Wechsler: The partnerships between preparation programs and districts are critical. One of the most obvious roles for districts to play is providing residencies and internships, which are important for preparing novice principals. Beyond those opportunities, strong partnerships can ensure everyone is working toward common goals. For example, the local districts can communicate their needs to the university preparation programs; they can share where their principals are doing well and where they’re struggling, so that there can be alignment between the needs of the districts and what the universities are providing. In turn, the universities can share with districts the more recent research they’ve been doing or learning from.

We’ve seen examples where both the district office and the universities have formal liaisons and where there are regular meetings focused on principal development. Having a formalized partnership with people responsible on both ends helps move the work forward in a coherent manner.

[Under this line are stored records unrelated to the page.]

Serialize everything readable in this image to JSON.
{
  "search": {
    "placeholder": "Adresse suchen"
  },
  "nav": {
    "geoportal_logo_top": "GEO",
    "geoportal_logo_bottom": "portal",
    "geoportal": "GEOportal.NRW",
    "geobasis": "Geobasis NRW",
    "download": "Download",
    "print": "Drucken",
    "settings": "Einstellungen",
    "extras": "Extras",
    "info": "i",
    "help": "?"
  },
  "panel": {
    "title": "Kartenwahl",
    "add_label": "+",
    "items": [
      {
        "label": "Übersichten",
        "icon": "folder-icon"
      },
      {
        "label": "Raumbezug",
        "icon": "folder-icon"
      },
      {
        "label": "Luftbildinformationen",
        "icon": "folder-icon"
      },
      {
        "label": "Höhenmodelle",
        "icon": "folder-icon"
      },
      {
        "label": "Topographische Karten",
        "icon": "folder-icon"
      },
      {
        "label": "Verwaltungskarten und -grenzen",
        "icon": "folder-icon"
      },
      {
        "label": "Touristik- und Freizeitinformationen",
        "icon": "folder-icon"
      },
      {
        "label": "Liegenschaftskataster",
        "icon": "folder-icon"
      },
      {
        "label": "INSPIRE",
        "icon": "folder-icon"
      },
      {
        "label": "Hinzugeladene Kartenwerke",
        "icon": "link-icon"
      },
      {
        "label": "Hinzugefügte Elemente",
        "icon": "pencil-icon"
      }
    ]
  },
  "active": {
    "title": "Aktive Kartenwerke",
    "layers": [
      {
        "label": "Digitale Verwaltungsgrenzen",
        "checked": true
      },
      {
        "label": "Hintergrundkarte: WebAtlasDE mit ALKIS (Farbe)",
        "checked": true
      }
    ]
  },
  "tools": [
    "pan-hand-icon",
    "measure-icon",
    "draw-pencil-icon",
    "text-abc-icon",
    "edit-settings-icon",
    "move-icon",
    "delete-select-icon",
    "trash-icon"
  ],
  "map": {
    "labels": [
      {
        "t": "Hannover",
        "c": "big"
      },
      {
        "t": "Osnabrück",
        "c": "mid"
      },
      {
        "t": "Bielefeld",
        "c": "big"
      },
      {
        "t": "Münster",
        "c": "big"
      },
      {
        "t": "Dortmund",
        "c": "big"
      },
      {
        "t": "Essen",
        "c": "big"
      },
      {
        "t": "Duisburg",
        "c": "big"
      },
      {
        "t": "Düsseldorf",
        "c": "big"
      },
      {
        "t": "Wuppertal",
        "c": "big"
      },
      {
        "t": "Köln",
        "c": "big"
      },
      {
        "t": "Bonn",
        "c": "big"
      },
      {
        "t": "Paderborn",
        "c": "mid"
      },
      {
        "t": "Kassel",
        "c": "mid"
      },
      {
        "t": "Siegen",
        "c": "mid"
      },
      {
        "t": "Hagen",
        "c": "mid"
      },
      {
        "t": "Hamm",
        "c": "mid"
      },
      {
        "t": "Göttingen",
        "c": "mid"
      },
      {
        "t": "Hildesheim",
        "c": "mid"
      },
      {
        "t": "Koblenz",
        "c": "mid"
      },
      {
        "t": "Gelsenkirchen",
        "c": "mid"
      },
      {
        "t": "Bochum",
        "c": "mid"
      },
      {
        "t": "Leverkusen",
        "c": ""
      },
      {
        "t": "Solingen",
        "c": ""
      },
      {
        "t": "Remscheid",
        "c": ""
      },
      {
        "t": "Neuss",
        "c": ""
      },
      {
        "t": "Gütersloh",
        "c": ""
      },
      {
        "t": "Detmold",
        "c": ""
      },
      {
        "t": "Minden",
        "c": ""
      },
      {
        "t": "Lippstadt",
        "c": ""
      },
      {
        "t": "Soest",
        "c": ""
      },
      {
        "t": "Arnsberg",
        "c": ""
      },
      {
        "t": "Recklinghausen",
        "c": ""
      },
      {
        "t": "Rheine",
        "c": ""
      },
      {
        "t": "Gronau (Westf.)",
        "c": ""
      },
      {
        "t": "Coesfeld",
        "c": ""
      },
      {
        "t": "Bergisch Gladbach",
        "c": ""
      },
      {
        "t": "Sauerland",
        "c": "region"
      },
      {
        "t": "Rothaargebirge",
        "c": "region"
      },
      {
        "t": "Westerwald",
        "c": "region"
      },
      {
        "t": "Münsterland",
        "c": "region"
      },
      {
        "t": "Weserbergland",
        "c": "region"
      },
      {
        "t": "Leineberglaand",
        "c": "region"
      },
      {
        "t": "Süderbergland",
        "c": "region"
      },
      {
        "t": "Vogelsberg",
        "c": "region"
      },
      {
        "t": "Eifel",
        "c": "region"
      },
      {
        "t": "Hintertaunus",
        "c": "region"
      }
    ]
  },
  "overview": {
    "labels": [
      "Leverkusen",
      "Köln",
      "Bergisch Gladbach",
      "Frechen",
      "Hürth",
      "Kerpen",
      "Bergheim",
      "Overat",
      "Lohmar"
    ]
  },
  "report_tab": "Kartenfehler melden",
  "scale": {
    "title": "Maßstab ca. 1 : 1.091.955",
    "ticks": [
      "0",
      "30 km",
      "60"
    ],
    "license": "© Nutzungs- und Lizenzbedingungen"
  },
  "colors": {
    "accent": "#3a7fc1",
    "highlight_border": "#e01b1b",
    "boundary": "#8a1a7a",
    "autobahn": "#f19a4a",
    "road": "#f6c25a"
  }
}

We also have examples where districts will cover the cost of the residency for pre-service principals, which opens up the principalship to a wider group of people—not just those who can afford to enroll in a principal preparation program.

Principal Leadership: How can an organization like NASSP support and advocate for improved principal preparation?

Wechsler: I think NASSP is already doing a lot of this work. It’s really important to bring the voices of the practicing principals into the preparation programs. Their stories are extremely powerful—where and why they’ve been able to succeed and where and why they’re facing challenges.

NASSP also shares research in Principal Leadership and makes sure that it gets into the hands of preparation programs and even policymakers who have a role in preparation through leadership standards, program standards, and licensure requirements. And I think NASSP can bring members’ ideas to the table about how we can continue to strengthen principal learning opportunities from preparation through induction and ongoing professional development.

Principal Leadership: Is there anything else about principal preparation or the report that you’d like to mention?

Wechsler: We talked about equitably serving all students, but principal development itself is an equity issue. We found that access to high-quality learning opportunities varies by school poverty level, which we know tends to reflect the racial demographics of a school. Principals in low-poverty schools were much more likely than principals in high-poverty schools to report that they had learning opportunities in a number of those content areas that are associated with effective leadership. And they’re more likely to experience problem-based learning and cohort-based learning. We must not only improve the quality of principal learning but make sure that we’re increasing access for all principals to have those high-quality learning opportunities.

It’s going to be especially beneficial to children who are currently furthest from opportunity. Going back to the study I mentioned earlier about the effects of principal preparation on teacher retention, the researchers also found that students whose principals had more access to professional development were projected to make greater gains in both English language arts and math. These achievement gains linked to principal professional development were especially notable for historically underserved students of color. Principal learning is important on so many levels, but it is ultimately an equity issue.